Stealing your running lane?

Back in February 2019 BeIN Sports revealed that it had not renewed its Formula 1 contract for the Middle East and North Africa largely due to piracy. We are only at the start of this battle. A growing rash of pirate streaming services threaten the revenues of broadcasters and sports rights holders alike.

The industry will start to raise the volume about the toxicity of streaming piracy. Combatting piracy requires everyone including CDN and cloud service providers, ISPs, payment providers, chip manufacturers, anti-piracy vendors, integrators, rights owners, streaming providers and legislators to cooperate. The fight-back will be helped by the widespread adoption of emerging streaming piracy disruption services that combine innovative technology with human intelligence, making it possible to take down or disrupt a pirated lived sports service within minutes, or even before it starts.

Show me the money!

How to engage the younger sports-mad generation that have yet to become pay-TV converts is certain to be keeping some marketers awake at night. Streaming challengers such as DAZN and Amazon Prime are courting millennial and Gen Z sports fans with fresh ways to consume premium sports content that are more convenient, affordable and accessible than the standard 12 month contracts of old.

We will see more nimble ball play from pay-TV providers as they adopt cloud-based video platforms with a range of flexible monetisation models. Spinning up a pay per view (PPV) OTT channel for streaming live broadcasts will become commonplace and some providers will trial micro-transaction offerings that allow fans to view a portion of a live football match, for example a recent goal, for a minimal fee.
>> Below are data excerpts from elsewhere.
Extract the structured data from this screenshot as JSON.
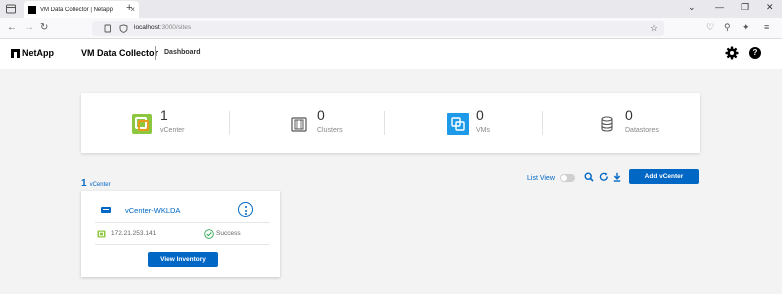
{
  "browser": {
    "tab_title": "VM Data Collector | Netapp",
    "tab_close": "×",
    "new_tab": "+",
    "url_host": "localhost",
    "url_path": ":3000/sites"
  },
  "header": {
    "logo": "NetApp",
    "app_title": "VM Data Collector",
    "breadcrumb": "Dashboard",
    "help": "?"
  },
  "summary": {
    "stats": [
      {
        "count": "1",
        "label": "vCenter"
      },
      {
        "count": "0",
        "label": "Clusters"
      },
      {
        "count": "0",
        "label": "VMs"
      },
      {
        "count": "0",
        "label": "Datastores"
      }
    ]
  },
  "toolbar": {
    "count": "1",
    "count_label": "vCenter",
    "list_view_label": "List View",
    "add_label": "Add vCenter"
  },
  "vcenter_card": {
    "name": "vCenter-WKLDA",
    "ip": "172.21.253.141",
    "status": "Success",
    "view_inventory_label": "View Inventory"
  },
  "colors": {
    "accent": "#0067c5",
    "vcenter_icon": "#8dc63f",
    "vm_icon": "#1e9be8",
    "success": "#2ea44f"
  }
}
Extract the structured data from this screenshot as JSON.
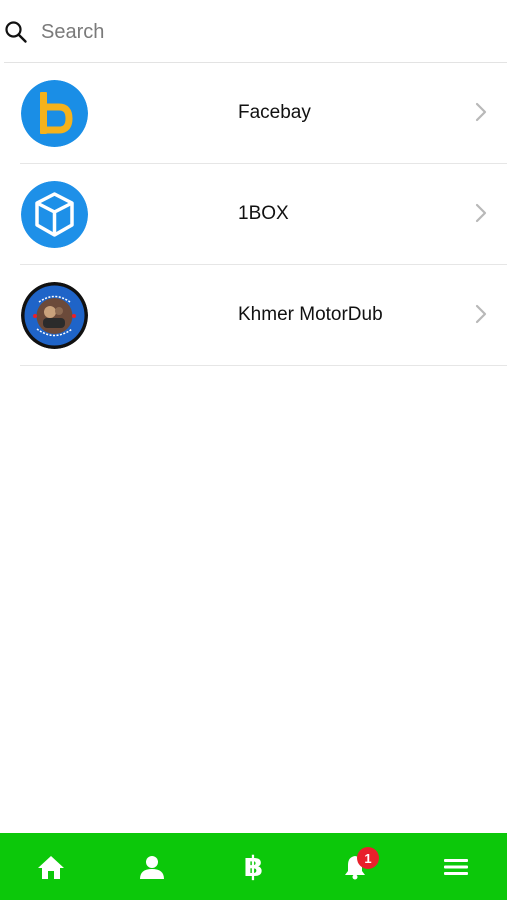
{
  "search": {
    "placeholder": "Search",
    "icon": "search-icon"
  },
  "list": {
    "items": [
      {
        "label": "Facebay",
        "logo_icon": "facebay-logo",
        "logo_color": "#1a8ee6",
        "accent_color": "#f5b21b"
      },
      {
        "label": "1BOX",
        "logo_icon": "box-logo",
        "logo_color": "#1e90e8"
      },
      {
        "label": "Khmer MotorDub",
        "logo_icon": "khmer-motordub-logo",
        "logo_color": "#1f64c8"
      }
    ]
  },
  "tab_bar": {
    "background": "#0cc80a",
    "tabs": [
      {
        "icon": "home-icon"
      },
      {
        "icon": "user-icon"
      },
      {
        "icon": "bitcoin-icon",
        "glyph": "฿"
      },
      {
        "icon": "bell-icon",
        "badge": "1"
      },
      {
        "icon": "menu-icon"
      }
    ],
    "badge_color": "#e8202b"
  }
}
Playing ball with social media channels will also be on the agenda. According to a recent GlobalWebIndex report, 36% of sports fans now watch and follow sports action via social media channels. Ignoring this huge audience is not an option. Publishing clips to social channels while an event is taking place will become an effective way for providers to reach casual viewers and lead this audience toward their primary paid-for service.

Scaling the Cloud

The cloud is democratising sports broadcasting and production and splintering the broadcasting landscape. Amazon Prime broke new ground, winning the rights to live stream 20 English Premier League matches last December. While Amazon was generally perceived to have done a good enough job on Boxing Day, the wise decision to live stream six matches with staggered start times allowed them to swerve any major cloud scalability issues by significantly reducing the number of concurrent viewers per match.
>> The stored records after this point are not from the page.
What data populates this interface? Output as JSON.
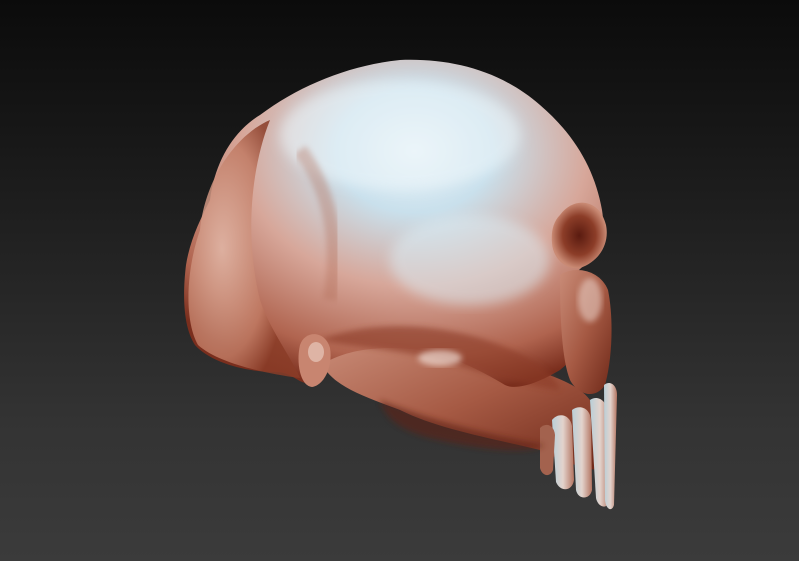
{
  "viewport": {
    "background_top": "#0b0b0b",
    "background_bottom": "#3b3b3b"
  },
  "model": {
    "object": "skull-sculpt",
    "material_colors": {
      "highlight": "#cfe6f3",
      "base": "#d8a391",
      "shadow": "#7a2e1d"
    }
  }
}
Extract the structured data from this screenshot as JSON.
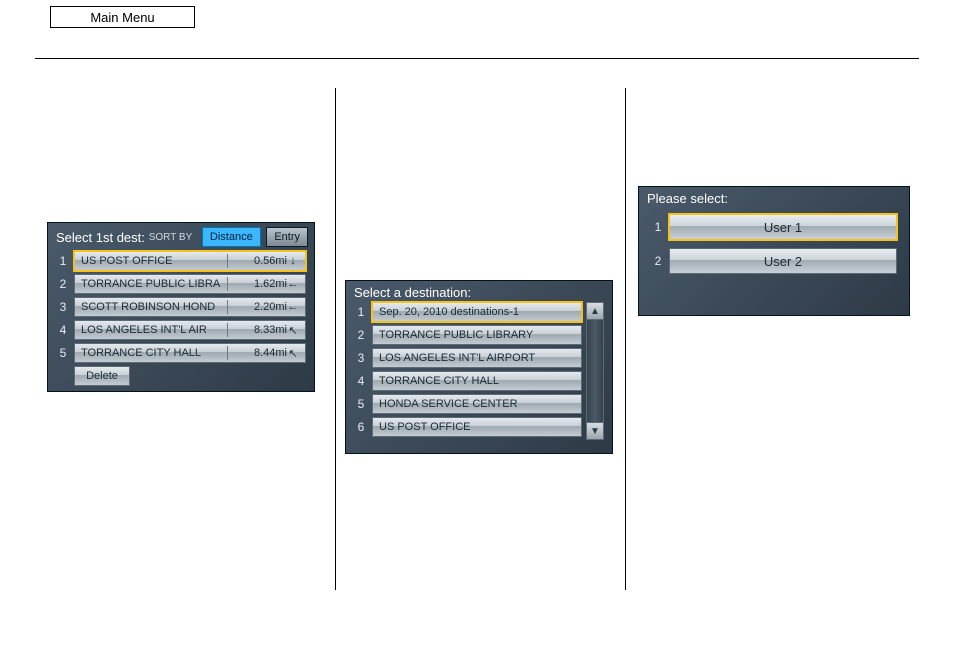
{
  "top": {
    "main_menu": "Main Menu"
  },
  "screen1": {
    "title": "Select 1st dest:",
    "sort_by_label": "SORT BY",
    "sort_distance": "Distance",
    "sort_entry": "Entry",
    "rows": [
      {
        "n": "1",
        "name": "US POST OFFICE",
        "dist": "0.56mi",
        "dir": "↓"
      },
      {
        "n": "2",
        "name": "TORRANCE PUBLIC LIBRA",
        "dist": "1.62mi",
        "dir": "←"
      },
      {
        "n": "3",
        "name": "SCOTT ROBINSON HOND",
        "dist": "2.20mi",
        "dir": "←"
      },
      {
        "n": "4",
        "name": "LOS ANGELES INT'L AIR",
        "dist": "8.33mi",
        "dir": "↖"
      },
      {
        "n": "5",
        "name": "TORRANCE CITY HALL",
        "dist": "8.44mi",
        "dir": "↖"
      }
    ],
    "delete": "Delete"
  },
  "screen2": {
    "title": "Select a destination:",
    "rows": [
      {
        "n": "1",
        "name": "Sep. 20, 2010 destinations-1"
      },
      {
        "n": "2",
        "name": "TORRANCE PUBLIC LIBRARY"
      },
      {
        "n": "3",
        "name": "LOS ANGELES INT'L AIRPORT"
      },
      {
        "n": "4",
        "name": "TORRANCE CITY HALL"
      },
      {
        "n": "5",
        "name": "HONDA SERVICE CENTER"
      },
      {
        "n": "6",
        "name": "US POST OFFICE"
      }
    ],
    "scroll_up": "▲",
    "scroll_down": "▼"
  },
  "screen3": {
    "title": "Please select:",
    "rows": [
      {
        "n": "1",
        "name": "User 1"
      },
      {
        "n": "2",
        "name": "User 2"
      }
    ]
  }
}
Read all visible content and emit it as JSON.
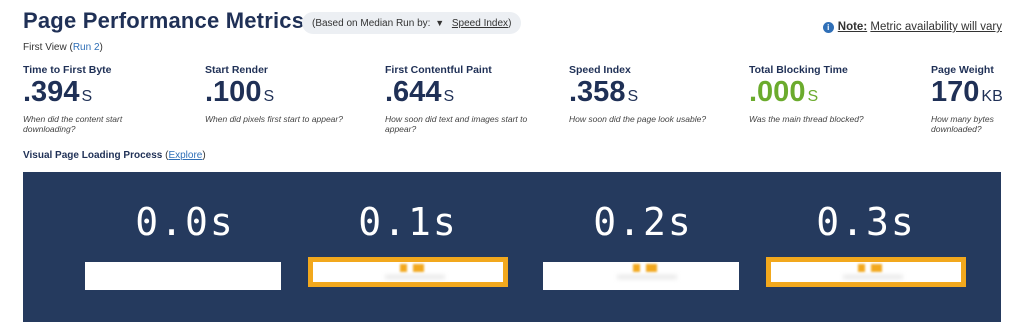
{
  "header": {
    "title": "Page Performance Metrics",
    "run_pill_prefix": "(Based on Median Run by:",
    "run_pill_caret": "▼",
    "run_pill_selected": "Speed Index",
    "run_pill_suffix": ")",
    "note_label": "Note:",
    "note_text": "Metric availability will vary"
  },
  "first_view": {
    "label": "First View",
    "run_link": "Run 2"
  },
  "metrics": [
    {
      "label": "Time to First Byte",
      "value": ".394",
      "unit": "S",
      "desc": "When did the content start downloading?",
      "color": "#1f3056"
    },
    {
      "label": "Start Render",
      "value": ".100",
      "unit": "S",
      "desc": "When did pixels first start to appear?",
      "color": "#1f3056"
    },
    {
      "label": "First Contentful Paint",
      "value": ".644",
      "unit": "S",
      "desc": "How soon did text and images start to appear?",
      "color": "#1f3056"
    },
    {
      "label": "Speed Index",
      "value": ".358",
      "unit": "S",
      "desc": "How soon did the page look usable?",
      "color": "#1f3056"
    },
    {
      "label": "Total Blocking Time",
      "value": ".000",
      "unit": "S",
      "desc": "Was the main thread blocked?",
      "color": "#6bab2d"
    },
    {
      "label": "Page Weight",
      "value": "170",
      "unit": "KB",
      "desc": "How many bytes downloaded?",
      "color": "#1f3056"
    }
  ],
  "visual_loading": {
    "label": "Visual Page Loading Process",
    "explore_link": "Explore"
  },
  "filmstrip": {
    "background": "#253a5e",
    "highlight_color": "#f2a81d",
    "frames": [
      {
        "time": "0.0s",
        "changed": false
      },
      {
        "time": "0.1s",
        "changed": true
      },
      {
        "time": "0.2s",
        "changed": false
      },
      {
        "time": "0.3s",
        "changed": true
      }
    ]
  },
  "icons": {
    "info": "info-icon",
    "caret": "caret-down-icon"
  }
}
Live sports are appointment-driven viewing, creating peaks in traffic during major events that require the ability to scale massively. We will see incremental technology advancements in cloud workflows using automation and artificial intelligence (AI), as well as more reliance on edge computing and full redundancy in geographically distributed data centres in order to process feeds as close to the stadium as possible. There will also be a focus on smart deployment models that keep cloud costs to a minimum.

In the interim, traditional broadcasters will need to prepare the ground for a complete move to the cloud by fully virtualising their video networks and embracing AI and automation capabilities. This will help them to move content and workloads between on-premise, cloud or hybrid environments more quickly, easily and cost effectively.

The final whistle

As we sprint into the streaming ‘20s, new technologies and business models will deliver transformative live sports viewing experiences to sports fans around the globe.

Cloud-based glass-to-glass video networks that are robust and scalable enough to cope with huge audience peaks for major ‘appointment to view’ events such as the Olympics will win gold.

There will also be a place on the winners’ podium for operators achieving synchronised latency between live broadcast and OTT streams by delivering incremental gains across the entire chain.

But when it comes to prize money, one final word of caution. For the industry to reach its full commercial potential this decade, it has to come together to defeat the growing scourge of streaming piracy. If we don’t, then the pirates might just end up winning gold.